One hundred and sixty years ago British photographer Roger Fenton made two photographs entitled “The Valley of the Shadow of Death” relating to the siege of Sevastopol during the Crimea War. Each photograph depicted a road between two hills.

American film maker Errol Morris devoted several hundred column inches in the New York Times last year detailing his investigation into the order in which these two photographs were taken. He conclusively proved that the scene with the cannon balls on the road was taken second and by implication it was a set up perpetrated by Fenton. In the age of Photoshop such duplicity would result in instant dismissal, although the second photograph is arguably a more accurate rendering of a bombardment.
What would take several hours of manual labor, transferring cannon balls from the hill side to the road, can today be created in minutes with a computers cut and paste facility. Like the recent pair of Iranian missile photographs.

The Photoshopping controversy ensured an arguably longer life than the images merited and overshadowed the story being told.

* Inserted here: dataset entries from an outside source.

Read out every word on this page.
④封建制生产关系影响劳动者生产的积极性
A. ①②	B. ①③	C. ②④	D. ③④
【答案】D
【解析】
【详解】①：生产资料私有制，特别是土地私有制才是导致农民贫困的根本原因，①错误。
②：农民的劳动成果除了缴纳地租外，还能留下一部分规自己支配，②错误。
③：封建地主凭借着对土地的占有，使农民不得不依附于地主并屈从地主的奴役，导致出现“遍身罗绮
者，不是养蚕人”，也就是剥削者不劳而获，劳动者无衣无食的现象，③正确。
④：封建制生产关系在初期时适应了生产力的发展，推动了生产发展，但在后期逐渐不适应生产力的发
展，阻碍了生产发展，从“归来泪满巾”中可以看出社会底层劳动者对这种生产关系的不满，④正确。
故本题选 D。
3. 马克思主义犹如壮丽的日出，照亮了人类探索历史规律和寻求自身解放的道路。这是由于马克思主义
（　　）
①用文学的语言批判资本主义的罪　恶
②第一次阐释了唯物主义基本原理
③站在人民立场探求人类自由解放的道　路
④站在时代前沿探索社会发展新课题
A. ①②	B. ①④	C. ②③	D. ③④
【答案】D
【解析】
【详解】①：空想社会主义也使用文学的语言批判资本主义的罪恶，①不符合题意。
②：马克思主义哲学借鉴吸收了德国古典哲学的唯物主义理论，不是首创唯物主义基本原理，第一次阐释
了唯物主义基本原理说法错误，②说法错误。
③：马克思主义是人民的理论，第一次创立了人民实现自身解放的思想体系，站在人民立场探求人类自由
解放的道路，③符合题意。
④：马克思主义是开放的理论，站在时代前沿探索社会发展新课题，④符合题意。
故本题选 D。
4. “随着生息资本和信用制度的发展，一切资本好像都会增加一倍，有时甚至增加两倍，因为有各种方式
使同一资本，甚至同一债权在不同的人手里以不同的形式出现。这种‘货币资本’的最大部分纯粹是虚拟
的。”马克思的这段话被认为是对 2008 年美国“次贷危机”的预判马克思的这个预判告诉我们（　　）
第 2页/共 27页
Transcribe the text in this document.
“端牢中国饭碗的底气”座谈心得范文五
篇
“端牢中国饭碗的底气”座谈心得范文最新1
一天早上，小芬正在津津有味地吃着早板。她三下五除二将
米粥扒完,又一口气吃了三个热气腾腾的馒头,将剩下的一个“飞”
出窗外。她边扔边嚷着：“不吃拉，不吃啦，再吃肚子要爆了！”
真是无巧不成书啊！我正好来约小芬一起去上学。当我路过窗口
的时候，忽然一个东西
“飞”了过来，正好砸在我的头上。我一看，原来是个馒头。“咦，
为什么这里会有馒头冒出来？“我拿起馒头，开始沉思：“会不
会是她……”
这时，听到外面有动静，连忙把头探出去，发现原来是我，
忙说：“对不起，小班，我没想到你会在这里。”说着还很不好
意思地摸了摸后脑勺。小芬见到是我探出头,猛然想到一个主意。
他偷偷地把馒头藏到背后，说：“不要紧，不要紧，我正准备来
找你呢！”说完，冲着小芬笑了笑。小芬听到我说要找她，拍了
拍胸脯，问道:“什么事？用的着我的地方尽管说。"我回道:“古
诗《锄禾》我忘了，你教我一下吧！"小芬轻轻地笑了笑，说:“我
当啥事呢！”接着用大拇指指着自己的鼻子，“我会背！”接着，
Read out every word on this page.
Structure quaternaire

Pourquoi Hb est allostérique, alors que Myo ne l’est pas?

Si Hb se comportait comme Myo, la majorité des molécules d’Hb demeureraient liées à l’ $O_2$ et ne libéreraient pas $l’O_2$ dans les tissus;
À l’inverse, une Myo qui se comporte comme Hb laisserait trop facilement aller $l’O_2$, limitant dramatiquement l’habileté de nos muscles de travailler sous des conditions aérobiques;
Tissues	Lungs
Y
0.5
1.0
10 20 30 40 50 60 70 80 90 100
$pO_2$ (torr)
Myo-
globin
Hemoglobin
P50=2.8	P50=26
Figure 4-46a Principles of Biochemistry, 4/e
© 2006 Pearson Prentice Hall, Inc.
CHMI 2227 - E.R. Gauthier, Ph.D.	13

In the current political climate of Israel and the US threatening to bomb Iran, the Iranian ability to retaliate with either three or four missiles is a moot point, that they can retaliate is the story. And that the Iranian missile launchers are mobile reduces the first strike capability to neutralize retaliation. Meanwhile the chatter about the naughty Iranians manipulating their photographs dominates.
This chatter resonates around the documentation of the moment in time captured by the camera is the depiction of a fact and that fact is the truth, the camera doesn’t lie. That this is preposterous is self evident because it ignores the values of those involved in the photographic process from the photographer via the client to the consumer. For all photographs are colored by values ranging from morality, meaning and personal goals to views on life’s larger purpose of the photographer and or their customer.
The October cover of The Atlantic Magazine and its resultant controversy shows what happens when the values of the client and the photographer differ.

All the photographs from the shoot are of John McCain (the fact), how he has been portrayed ranging from old man to ghoul are various aspects of the photographers relationship with him (the view). Had The Atlantic hired a Republican photographer and been given a flattering rendering of the nominee it would have been as fictitious as the others. For as long as photographs are made by people the facts will be seen through the prism of their views.
It is unrealistic to expect it to be otherwise. For all photographers not only bring their camera to the shoot but also their views and/or the views of their employer. Whether it is the depiction of an event, the presentation of an opinion or the portrait of a celebrity it is the view the photographer imposes on their work that turns the fact into fiction.